悪役令嬢は最後に微笑む





 それもそのはず。

 威嚇するわけでもなく、不安を拭うように私に大丈夫だと優しく慰めてくれる瞳がとても温かい。
 

「きゃあっ!」

 
「魔物……!召喚の力に寄って来たのか?!」


 狼の存在に震え、悲鳴を上げたファナはアーサーの元へと駆け寄り、奥に控えていた騎士達がアーサーの言葉と共に剣を抜いてすぐさま構えた。

 ただならぬ空気に、この狼の身に危険が迫っていると直ぐに理解した。


「リサリル、そこをどけ。魔物を始末する」


 原作にないこの現状に、私はようやく自分の意志で動くことができた。

 隣に居る狼が、まるで私の存在を肯定していてくれるようで、不思議と勇気が湧いてきた。

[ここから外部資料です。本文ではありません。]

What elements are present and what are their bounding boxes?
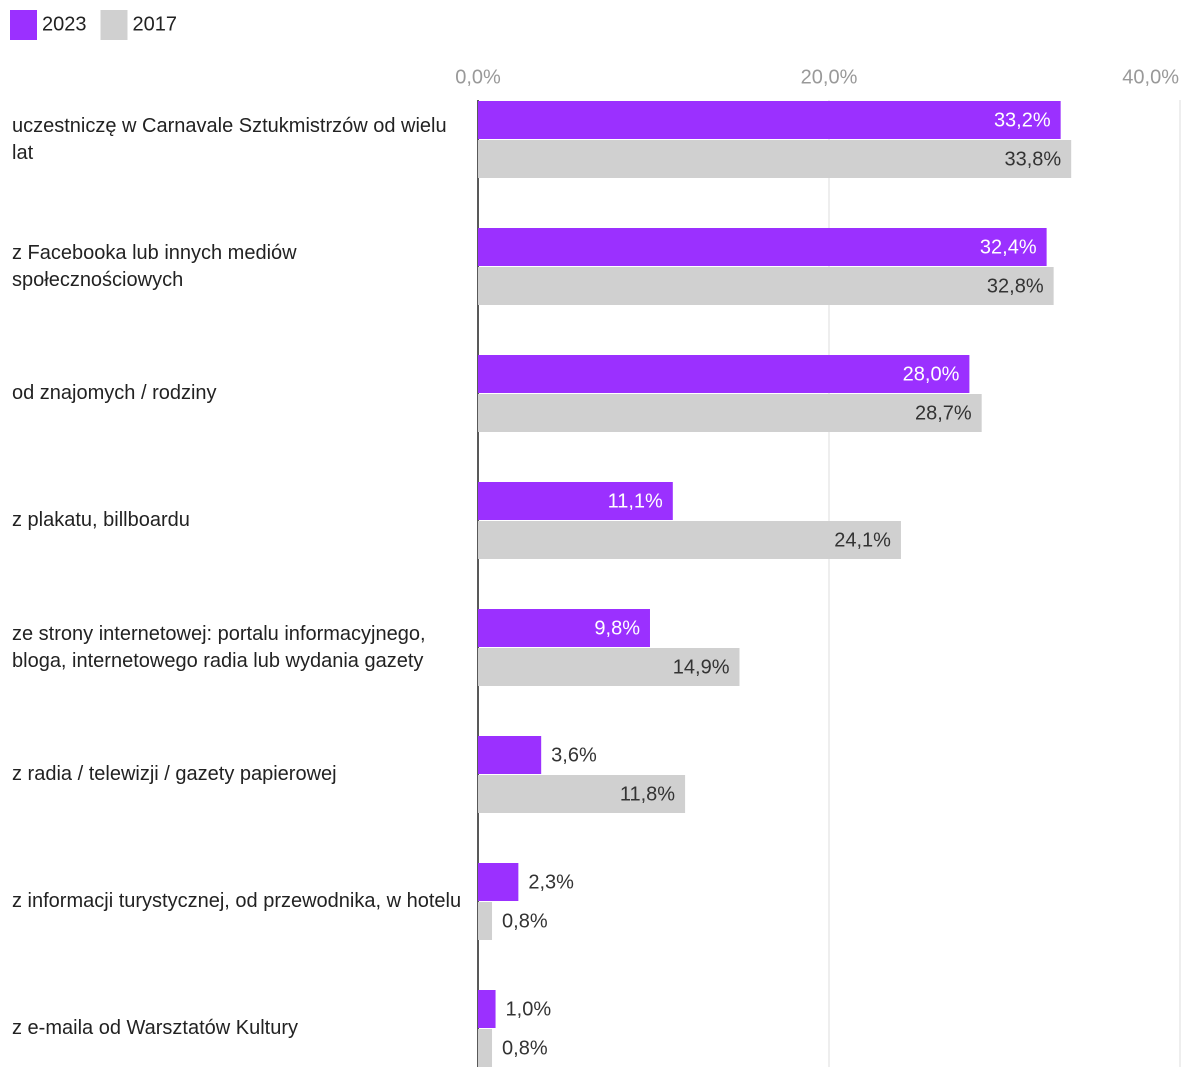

 アーサーの言葉を聞かずに、狼の前に庇うように立つと首を横に振る。


「先程ご自身で言った事をお忘れですか?召喚の儀には大精霊様からの特別な意味が込められていると。この子も特別な意味があってここに来たと思わないのですか?」

 
「それとこれは別だ!」


「なら、私が精霊の力の使い手としてこの子を保護します」


「何をふざけた事を……」


「ふざけてなんかいません。大精霊様の神聖な儀式で、無残な血を流すなんて見過ごすことは出来ません」


 前世では人生も物語もバットエンドで締めくくってしまったけれど、きっとこの選択は間違いじゃないはず。

 傷ついた痛みを知っているからこそ、誰かの傷つく姿はもう見たくない。